(This is my yearbook photo from 9th grade)

Berkeley Unified was one of the first districts in the country to integrate “by choice”. That sounds terrific. They didn’t need a court to order them to do as I mentioned in my post, Reality Check. Even though the buses brought the Black children to my Berkeley Hills (the White part of town) elementary school, self-segregation ruled all interactions. It’s what the kids chose. As I mentioned, the next school in the district I attended, called Equal One , was intentionally resegregated by design in order to match teacher/student culture. That did not go well for me. I ended up begging to spend my 6th grade year in the Asian program, which I did. It was actually the least racial pressure I had ever felt. In fact, hanging with that “nerd-crew” got me through junior high. By the time I arrived at Berkeley High, I wanted to be cool. Never good. The Berkeley High campus was just as segregated as my first school playground. However, since I was raised in The Hills, I naturally gravitated to my neighbors; the Fogerty boys, Saul Zaentz’s son, Tim Hutton, etc., who hung out next to the Community Theater with my white-girl friends sporting Farrah Fawcett “wings”, and other perfect 70s pop-culture looks, who nabbed boyfriends right away. With my giant Afro, I was the awkward third wheel. The sad part is that since I regularly walked by the Black part of the campus to get to the office and the gym, I was noticed by the popular males there. At the time, almost all of the school government, sports teams (except tennis and crew), and the Home Coming Royalty were dominated by the Black students. I could have joined it. Being mixed allowed that. But my previous negative experiences prevented me. As a result, high school was dismal and I ended up testing out when I was sixteen years old.

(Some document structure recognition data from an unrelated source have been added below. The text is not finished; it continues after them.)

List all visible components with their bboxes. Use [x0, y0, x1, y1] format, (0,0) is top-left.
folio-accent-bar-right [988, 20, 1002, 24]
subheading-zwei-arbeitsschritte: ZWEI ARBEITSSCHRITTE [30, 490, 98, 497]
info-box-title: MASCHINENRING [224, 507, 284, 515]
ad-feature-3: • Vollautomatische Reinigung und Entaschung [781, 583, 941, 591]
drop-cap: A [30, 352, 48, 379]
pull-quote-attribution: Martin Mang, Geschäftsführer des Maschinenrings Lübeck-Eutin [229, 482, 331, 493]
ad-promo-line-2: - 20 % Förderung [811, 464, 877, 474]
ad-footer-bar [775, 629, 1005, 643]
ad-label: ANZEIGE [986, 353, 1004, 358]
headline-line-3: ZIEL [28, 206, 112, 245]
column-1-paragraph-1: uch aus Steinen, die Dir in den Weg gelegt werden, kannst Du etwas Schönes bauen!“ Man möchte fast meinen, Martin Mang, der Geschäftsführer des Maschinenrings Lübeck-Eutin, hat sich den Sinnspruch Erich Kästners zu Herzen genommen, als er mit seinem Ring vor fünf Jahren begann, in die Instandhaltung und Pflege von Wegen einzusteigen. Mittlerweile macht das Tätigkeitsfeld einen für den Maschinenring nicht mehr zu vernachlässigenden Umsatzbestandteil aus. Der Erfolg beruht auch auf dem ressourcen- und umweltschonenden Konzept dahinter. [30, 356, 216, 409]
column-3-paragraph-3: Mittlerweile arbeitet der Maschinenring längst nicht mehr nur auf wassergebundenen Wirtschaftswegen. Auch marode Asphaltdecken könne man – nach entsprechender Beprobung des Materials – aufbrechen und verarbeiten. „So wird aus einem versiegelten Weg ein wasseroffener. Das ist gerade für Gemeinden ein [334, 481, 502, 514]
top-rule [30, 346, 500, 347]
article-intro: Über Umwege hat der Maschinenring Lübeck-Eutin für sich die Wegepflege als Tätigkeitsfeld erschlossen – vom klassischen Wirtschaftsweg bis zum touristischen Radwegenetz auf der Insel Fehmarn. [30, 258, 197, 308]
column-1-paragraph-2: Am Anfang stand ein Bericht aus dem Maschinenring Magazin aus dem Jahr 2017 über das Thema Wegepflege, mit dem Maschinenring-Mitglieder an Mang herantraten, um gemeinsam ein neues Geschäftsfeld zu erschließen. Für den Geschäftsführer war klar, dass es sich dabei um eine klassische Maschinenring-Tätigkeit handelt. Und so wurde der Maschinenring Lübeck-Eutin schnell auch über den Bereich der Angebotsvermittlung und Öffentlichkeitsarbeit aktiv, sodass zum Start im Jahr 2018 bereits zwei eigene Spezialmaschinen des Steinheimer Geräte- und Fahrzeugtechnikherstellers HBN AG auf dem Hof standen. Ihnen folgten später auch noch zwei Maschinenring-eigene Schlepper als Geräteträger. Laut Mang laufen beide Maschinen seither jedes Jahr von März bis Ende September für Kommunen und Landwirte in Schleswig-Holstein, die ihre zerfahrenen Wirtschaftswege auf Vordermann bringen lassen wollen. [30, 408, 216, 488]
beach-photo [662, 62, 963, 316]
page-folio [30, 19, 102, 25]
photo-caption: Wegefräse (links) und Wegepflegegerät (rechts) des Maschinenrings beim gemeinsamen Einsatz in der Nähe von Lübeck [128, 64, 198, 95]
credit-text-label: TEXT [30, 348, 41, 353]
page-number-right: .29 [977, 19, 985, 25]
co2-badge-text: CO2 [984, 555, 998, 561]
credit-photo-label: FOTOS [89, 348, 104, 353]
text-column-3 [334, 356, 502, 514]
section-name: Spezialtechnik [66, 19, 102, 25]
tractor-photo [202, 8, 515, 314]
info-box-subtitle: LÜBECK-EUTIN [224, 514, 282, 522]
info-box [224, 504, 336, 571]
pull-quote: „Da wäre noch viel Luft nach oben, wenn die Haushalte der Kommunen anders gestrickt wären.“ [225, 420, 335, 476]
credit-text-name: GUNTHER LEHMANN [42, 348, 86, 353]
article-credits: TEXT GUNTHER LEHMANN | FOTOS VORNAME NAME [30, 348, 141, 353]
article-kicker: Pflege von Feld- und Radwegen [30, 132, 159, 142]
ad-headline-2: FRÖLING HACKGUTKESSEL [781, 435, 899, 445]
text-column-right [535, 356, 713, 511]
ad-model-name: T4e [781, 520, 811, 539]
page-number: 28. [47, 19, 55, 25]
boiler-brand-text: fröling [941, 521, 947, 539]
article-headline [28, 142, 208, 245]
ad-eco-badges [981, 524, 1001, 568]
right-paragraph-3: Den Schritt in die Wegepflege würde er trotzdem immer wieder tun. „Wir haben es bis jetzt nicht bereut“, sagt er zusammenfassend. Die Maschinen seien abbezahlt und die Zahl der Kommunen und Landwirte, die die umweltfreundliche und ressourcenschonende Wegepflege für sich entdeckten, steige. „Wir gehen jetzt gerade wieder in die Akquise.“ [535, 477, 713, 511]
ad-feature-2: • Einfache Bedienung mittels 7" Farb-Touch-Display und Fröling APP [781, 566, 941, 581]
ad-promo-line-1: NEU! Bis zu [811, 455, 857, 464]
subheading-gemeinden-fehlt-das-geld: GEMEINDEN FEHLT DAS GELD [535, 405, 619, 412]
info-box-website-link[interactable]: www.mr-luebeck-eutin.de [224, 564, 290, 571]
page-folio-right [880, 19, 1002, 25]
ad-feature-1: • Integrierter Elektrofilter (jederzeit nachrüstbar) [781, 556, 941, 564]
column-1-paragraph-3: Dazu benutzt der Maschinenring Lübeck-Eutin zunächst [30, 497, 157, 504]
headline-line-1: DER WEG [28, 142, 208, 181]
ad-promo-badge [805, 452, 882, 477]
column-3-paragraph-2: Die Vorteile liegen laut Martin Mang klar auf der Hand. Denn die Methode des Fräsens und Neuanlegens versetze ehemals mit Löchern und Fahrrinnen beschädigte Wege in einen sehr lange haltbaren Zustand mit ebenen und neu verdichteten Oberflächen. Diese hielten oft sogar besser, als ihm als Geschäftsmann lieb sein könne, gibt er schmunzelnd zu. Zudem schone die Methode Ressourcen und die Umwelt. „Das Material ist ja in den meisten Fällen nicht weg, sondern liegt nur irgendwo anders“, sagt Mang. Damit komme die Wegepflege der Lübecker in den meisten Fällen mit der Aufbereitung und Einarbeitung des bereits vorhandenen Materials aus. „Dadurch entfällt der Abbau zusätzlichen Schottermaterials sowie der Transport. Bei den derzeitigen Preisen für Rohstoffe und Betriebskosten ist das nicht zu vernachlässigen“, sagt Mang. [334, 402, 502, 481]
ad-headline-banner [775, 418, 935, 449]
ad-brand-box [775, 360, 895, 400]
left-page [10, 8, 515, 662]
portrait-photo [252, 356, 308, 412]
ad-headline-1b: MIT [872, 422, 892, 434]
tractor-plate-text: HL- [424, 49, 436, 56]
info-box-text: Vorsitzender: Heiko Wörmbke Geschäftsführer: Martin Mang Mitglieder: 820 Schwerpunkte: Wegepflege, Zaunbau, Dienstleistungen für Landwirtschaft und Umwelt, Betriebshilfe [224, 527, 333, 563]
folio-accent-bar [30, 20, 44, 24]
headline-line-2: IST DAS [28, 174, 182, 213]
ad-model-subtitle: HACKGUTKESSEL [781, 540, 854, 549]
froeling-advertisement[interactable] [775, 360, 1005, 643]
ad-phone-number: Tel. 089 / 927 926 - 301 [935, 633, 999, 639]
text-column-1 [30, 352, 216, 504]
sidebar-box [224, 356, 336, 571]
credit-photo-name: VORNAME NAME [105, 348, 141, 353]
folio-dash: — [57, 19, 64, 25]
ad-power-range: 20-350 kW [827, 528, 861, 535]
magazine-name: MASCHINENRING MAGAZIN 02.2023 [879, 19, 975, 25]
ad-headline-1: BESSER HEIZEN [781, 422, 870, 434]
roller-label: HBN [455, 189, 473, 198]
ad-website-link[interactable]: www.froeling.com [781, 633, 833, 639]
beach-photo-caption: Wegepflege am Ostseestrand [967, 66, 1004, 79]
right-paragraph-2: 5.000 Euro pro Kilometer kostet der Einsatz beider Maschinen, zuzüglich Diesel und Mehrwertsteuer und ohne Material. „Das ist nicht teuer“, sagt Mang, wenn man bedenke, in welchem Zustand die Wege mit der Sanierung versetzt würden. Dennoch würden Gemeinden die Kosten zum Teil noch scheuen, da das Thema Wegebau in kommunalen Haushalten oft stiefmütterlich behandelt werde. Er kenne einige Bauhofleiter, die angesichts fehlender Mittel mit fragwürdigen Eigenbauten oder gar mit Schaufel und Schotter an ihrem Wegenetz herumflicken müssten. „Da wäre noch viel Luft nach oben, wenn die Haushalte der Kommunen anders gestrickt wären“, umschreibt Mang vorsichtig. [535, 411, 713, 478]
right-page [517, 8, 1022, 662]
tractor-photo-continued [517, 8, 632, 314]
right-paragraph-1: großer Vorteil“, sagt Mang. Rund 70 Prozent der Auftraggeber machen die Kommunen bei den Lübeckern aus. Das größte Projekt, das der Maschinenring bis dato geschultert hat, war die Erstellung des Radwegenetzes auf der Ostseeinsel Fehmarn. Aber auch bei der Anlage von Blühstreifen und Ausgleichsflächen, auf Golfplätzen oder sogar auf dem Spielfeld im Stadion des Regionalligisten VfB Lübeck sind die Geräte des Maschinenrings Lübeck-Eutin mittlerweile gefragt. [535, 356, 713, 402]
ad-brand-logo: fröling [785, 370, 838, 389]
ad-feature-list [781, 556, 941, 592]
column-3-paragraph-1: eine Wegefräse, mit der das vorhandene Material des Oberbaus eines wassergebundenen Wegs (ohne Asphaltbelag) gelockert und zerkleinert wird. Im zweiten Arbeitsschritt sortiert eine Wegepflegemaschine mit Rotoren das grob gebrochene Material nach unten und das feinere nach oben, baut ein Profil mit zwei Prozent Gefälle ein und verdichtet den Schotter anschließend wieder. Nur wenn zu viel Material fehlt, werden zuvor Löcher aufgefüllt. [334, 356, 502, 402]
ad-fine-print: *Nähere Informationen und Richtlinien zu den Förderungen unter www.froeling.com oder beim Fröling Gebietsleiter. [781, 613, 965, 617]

Seeing as my teen years were still on the fuzzy edge of the Civil Rights era, it never crossed my mind that forty years later teens would face the same race issues. Ah well…this 2017 article articulates the amazing lack of progress pretty clearly:

A structure of division: Berkeley High School attempts to tackle segregation on campus, BY SYDNEY FIX

As one of the few Black students in her classes as a freshman at Berkeley High School, Kyla Stewart would often hesitate to ask or answer questions, fearing classmates had already formed judgments about her.

“I definitely felt intimidated, like I don’t want them to think that I’m stupid or something just because I answer a question wrong and I’m Black,” Stewart said. “You don’t want them to think badly about you.”

Stewart began her first year at Berkeley High in the Academic Choice program, one of the school’s five learning communities — programs within Berkeley High that provide their own focus and curriculum.

Stewart left the predominantly white Academic Choice program at the conclusion of her freshman year for the Academy of Medicine and Public Service, or AMPS, one of the smaller learning communities within Berkeley High, with a majority population consisting of students of color.

It was her “choice” to self-segregate, but if that was the only place she felt comfortable how much of a free choice was it?